How fortunate for me I thought:  Chavez and I seemed to be brothers here tonight, tied to the same sister of mercy.  How fortunate.  We halted and I climbed off.  He struggled to move himself up from behind and into the saddle, his head falling forward onto the horse’s mane.  I did as he asked, climbed back up behind the saddle and held my arms around his waist.  From there on Lieutenant Chavez held the reins and rode the saddle, wobbly, weak and nearly unconscious.  Nonetheless, now we rode ahead smoothly, without bouncing and bumping.  I hung on tightly to him, but it seemed like hanging on to a rag doll flopping haphazardly in the saddle.  I could feel the blood soaking into my own pants from his wound. 

Remembering my message from Larkin, I asked my compadre, “Is Pablo de la Guerra her husband?”

He was weak responding.  “No.  Her brother.  The americanos made him prisoner in Monterey jail some weeks ago when the fighting started in Los Angeles.  He is the leader of the Men of Monterey, who fight for Californio independence from Mexico”

“And whom you would not exchange for Señor Larkin.”

“That is right.  Señor Larkin is the golden goose.”

By the time we got to La Doña’s rancho the dark night had completely settled in everywhere around us.  I climbed off the horse and knocked at the front gate.  Quickly, the gate swung open and I said to the Indian there, “La Doña?”

Without answering, he led me inside and down the walk to the verandah and the front door.  Once inside the well-lit entry hall, I saw her hurrying down the hall pulling a shawl around her shoulders.  Que pasa?  Que pasa?” she called to us.

Her Indian said, “Un americano viene, señora.  Un americano.”

I lifted my hand to indicate I was that one.  I saw her beauty, even in the half-light of that hallway.  The black sleek hair loose down her back, but the lighter, even white skin, light as any American.  And the dark, quick eyes, darting from one of us to the other so anxiously.  When she stood in front of me and spoke, she surprised me with her perfect English, “Is it my brother?  Have they done something to him?”

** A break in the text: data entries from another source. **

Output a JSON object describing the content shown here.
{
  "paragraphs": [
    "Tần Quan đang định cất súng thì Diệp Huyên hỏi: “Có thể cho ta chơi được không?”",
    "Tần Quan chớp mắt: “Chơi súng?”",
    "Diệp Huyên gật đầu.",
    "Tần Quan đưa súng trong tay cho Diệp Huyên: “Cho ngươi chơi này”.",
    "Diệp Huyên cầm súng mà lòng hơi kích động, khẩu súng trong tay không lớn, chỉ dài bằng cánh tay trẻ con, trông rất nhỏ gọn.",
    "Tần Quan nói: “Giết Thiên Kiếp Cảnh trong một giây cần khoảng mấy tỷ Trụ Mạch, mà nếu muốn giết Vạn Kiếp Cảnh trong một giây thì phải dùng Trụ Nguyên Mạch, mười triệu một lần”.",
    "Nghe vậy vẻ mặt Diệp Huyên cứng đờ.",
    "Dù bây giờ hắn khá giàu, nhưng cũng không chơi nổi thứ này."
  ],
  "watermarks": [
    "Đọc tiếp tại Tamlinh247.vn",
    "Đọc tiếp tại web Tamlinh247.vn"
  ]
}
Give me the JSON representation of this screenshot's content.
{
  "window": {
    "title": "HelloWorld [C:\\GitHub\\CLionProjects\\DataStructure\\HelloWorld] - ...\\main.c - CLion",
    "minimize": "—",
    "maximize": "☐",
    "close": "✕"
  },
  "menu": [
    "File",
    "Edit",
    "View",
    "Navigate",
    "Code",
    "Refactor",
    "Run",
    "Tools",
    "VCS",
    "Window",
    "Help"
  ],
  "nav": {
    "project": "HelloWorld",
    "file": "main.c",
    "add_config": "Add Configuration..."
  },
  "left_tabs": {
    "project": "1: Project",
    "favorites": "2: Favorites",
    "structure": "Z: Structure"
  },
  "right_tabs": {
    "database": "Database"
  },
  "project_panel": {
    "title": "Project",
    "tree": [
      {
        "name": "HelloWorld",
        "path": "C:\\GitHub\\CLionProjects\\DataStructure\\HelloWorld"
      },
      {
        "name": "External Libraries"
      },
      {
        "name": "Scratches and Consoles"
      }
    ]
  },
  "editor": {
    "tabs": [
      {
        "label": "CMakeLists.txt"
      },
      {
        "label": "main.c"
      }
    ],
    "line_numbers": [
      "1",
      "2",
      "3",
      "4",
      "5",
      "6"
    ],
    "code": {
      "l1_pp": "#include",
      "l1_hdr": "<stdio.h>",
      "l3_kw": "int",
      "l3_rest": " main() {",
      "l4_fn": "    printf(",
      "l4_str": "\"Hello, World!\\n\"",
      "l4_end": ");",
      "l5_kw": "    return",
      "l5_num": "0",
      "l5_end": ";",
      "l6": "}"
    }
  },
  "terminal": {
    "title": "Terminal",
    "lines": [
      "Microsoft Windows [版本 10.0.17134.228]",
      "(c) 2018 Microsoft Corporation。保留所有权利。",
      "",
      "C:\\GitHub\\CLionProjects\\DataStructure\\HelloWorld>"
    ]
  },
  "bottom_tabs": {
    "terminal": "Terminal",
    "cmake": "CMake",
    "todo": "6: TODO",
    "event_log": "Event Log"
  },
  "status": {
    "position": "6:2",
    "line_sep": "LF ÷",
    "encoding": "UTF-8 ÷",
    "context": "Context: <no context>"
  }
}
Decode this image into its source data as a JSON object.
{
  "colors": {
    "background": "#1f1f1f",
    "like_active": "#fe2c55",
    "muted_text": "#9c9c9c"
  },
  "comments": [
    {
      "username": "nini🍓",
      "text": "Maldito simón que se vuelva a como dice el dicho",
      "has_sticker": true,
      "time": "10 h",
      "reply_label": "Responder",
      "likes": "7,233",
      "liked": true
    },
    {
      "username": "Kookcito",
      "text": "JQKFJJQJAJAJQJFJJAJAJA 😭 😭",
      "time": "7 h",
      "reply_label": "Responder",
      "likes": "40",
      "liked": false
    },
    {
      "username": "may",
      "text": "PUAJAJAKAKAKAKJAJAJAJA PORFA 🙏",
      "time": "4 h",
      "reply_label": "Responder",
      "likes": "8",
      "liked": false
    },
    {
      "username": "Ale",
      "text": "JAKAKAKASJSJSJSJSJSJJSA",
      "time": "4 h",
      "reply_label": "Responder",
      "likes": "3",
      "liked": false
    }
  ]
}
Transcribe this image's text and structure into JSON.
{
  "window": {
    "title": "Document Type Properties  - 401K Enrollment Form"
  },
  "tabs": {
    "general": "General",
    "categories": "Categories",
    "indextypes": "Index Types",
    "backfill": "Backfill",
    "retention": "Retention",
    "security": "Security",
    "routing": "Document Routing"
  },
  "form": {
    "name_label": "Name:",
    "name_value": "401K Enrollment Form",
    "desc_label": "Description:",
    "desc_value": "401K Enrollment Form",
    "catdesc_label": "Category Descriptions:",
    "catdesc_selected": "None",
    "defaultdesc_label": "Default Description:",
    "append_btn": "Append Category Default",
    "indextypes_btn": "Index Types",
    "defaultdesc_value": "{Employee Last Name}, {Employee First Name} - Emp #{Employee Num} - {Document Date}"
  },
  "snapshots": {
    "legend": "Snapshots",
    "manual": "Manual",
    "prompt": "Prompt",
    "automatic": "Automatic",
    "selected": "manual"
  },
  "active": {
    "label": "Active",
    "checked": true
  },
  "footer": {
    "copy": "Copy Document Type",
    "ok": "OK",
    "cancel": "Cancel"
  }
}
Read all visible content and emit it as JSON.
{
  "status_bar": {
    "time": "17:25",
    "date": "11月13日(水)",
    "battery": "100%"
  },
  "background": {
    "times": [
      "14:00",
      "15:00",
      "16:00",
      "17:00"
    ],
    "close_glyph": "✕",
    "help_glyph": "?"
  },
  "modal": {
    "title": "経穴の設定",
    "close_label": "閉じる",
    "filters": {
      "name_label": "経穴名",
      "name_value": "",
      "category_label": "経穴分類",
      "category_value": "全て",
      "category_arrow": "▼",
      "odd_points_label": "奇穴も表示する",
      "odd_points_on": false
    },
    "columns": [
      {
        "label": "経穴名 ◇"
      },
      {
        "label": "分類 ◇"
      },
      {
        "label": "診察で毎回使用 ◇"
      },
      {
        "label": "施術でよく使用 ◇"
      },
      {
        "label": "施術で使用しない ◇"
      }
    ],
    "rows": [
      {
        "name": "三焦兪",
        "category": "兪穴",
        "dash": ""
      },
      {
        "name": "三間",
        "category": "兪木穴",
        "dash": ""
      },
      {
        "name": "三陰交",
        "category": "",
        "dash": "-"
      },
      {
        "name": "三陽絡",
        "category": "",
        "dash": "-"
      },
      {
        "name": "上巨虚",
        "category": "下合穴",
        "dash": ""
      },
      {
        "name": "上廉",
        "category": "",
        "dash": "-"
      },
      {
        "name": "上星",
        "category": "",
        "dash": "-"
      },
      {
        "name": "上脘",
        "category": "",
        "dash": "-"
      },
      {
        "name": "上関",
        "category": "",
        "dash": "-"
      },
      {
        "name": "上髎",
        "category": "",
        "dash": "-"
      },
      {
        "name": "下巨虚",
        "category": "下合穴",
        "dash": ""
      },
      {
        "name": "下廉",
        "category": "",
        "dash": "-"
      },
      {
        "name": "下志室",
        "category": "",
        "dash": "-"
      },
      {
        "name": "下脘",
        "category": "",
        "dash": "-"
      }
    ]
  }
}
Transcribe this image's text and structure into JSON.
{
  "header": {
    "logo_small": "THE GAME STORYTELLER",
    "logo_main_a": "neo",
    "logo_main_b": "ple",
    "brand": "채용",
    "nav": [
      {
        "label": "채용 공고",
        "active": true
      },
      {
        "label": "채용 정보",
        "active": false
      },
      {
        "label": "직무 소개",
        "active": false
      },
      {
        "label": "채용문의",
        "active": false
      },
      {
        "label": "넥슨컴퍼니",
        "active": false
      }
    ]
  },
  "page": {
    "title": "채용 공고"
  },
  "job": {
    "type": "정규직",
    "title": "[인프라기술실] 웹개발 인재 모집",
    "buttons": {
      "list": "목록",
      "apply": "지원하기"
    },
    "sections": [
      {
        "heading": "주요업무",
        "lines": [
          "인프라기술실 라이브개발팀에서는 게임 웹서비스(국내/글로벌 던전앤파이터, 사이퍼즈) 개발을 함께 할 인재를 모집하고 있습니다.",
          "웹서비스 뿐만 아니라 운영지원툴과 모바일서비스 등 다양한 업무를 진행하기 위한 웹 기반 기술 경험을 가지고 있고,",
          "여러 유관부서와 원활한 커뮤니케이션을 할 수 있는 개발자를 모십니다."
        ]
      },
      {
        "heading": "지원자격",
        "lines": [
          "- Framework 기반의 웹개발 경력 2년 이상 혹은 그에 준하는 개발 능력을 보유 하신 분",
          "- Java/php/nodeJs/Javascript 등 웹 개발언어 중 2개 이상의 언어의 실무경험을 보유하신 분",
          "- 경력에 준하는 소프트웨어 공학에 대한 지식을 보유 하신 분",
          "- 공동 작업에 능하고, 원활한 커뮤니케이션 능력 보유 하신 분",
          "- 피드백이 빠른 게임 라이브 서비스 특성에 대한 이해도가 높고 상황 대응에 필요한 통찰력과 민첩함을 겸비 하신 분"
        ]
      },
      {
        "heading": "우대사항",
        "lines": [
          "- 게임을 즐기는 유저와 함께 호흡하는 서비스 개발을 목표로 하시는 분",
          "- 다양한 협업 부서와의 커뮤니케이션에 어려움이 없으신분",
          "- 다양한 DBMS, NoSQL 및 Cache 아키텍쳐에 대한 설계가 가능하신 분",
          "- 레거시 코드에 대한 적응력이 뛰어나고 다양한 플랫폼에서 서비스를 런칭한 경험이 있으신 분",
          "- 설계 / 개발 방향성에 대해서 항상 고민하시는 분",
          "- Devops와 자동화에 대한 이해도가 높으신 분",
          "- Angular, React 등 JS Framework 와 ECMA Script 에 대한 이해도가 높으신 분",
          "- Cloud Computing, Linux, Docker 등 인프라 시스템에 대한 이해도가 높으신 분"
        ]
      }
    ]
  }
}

I said, “No, it’s not your brother, nothing like that.  I work for Mr. Larkin.  He was captured last night by the Mexican army and they have taken him hostage to Los Angeles.  I have come away with Lieutenant José Chavez.  He has been injured in a battle, late afternoon it happened.  Lieutenant Chavez is begging that you may allow him to hide at your rancho.  The americanos are searching everywhere for him.  He believes they will kill him for what he’s done to Larkin.”

She looked puzzled.  “You have taken Chavez prisoner?”

I smiled.  What a war!  “No, Señora, he has taken me prisoner.  But he is in great danger and I am trying to help him.”

            It seemed she needed very little time to assimilate all this without conflict.  While she paused she spoke a few words to my own Indian and he replied to her rapidly and then kept quiet and watchful of us.

La Doña looked back at me and said, “This taking Mr. Larkin hostage—I knew it would happen.  So.  The war is back in our faces and we must take part, whether we would or no.  So.  Señor José Chavez wants me to hide him?  He makes it sound so simple.”

            “Pardon me, Señora,” I said brazenly, feeling my American oats I suppose.  “But I would think that would be easy, fighting for your own country against its enemies.”

            La Doña stared so hard at me that I began to feel uneasy.  She said, “What is your name, Señor?”

            Sounding deferential and not liking it, I said, “Sonny Wells, Madame.  Recently come from New York.  Newest employee of Consul Thomas O. Larkin.  At your service.”

            A budding smile drew a corner of her mouth out of its severity.  Her tone lightened.  She said, “Pues, that is a little better.  Odd how the young Americans have the fine university educations, but they all seem to lack the famial graces.  Fortunately, I see the young ones are good learners.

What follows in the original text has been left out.